Climate scientists say carbon removal is essential to avoid catastrophe. Even if countries cut their greenhouse gas emissions, it wouldn’t be fast enough to keep the planet from rising more than 1.5 degrees Celsius above pre-industrial levels.Achieving global climate change goals billions of tons would probably be needed We need to remove carbon dioxide from the atmosphere by 2050.
There are many different carbon removal techniques. Startups like Climbworks use fans to suck carbon dioxide out of the sky, while others are using enhanced weathering to accelerate the mineral’s natural ability to store carbon dioxide.
Meanwhile, Charm Industrial purchases agricultural waste from farmers and heats it to high temperatures in a device called a pyrolyzer. This process produces both bio-oil and bio-char.bio-oil is pumped to wells and salt caves It stores industrial waste or is left behind by oil and gas companies and is regulated by the Environmental Protection Agency.
“This is an opportunity to clean up these end-of-life oil and gas assets,” Reinhardt said. “These abandoned assets, which may be leaking oil or methane, can be salvaged and empty formations refilled and plugged or properly sealed.”
Farmers can add biochar to their fields, improving soil health and sequestering more carbon. But Charm Industrial doesn’t take that into account when measuring the amount of carbon it removes.of life cycle analysis This includes the total amount of carbon stored minus emissions from transportation, pyrolysis and underground injection.

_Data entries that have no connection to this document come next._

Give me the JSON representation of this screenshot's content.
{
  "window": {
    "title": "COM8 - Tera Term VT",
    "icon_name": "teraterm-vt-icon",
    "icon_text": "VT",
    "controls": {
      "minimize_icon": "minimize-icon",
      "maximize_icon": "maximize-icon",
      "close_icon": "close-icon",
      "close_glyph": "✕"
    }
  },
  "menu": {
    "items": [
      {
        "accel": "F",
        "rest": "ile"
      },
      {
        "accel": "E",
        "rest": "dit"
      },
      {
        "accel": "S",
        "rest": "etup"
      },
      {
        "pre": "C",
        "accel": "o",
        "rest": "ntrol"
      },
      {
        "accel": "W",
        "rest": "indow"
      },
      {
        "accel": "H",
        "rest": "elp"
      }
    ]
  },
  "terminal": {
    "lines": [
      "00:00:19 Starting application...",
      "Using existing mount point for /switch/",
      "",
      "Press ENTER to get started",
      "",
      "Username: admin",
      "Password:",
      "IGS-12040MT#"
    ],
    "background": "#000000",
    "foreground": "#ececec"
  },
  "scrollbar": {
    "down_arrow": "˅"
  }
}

Currently, Charm Industrial charges a fee of $600 per tonne of carbon removed, but Reinhardt said that could drop to less than $100 by 2040 as the company scales. said there is.
For the company to grow, it needs to utilize more of its agricultural waste, known as biomass. It is also used in renewable diesel and sustainable aviation fuel.
But Reinhardt isn’t worried about biomass shortages.
“You could say that this is a theoretical concern encountered in academia, but in practice it is far from reality,” he says. “Perhaps at very large scale, some questions will start to arise about how we compete for biomass. Now we hear biomass in our ears.”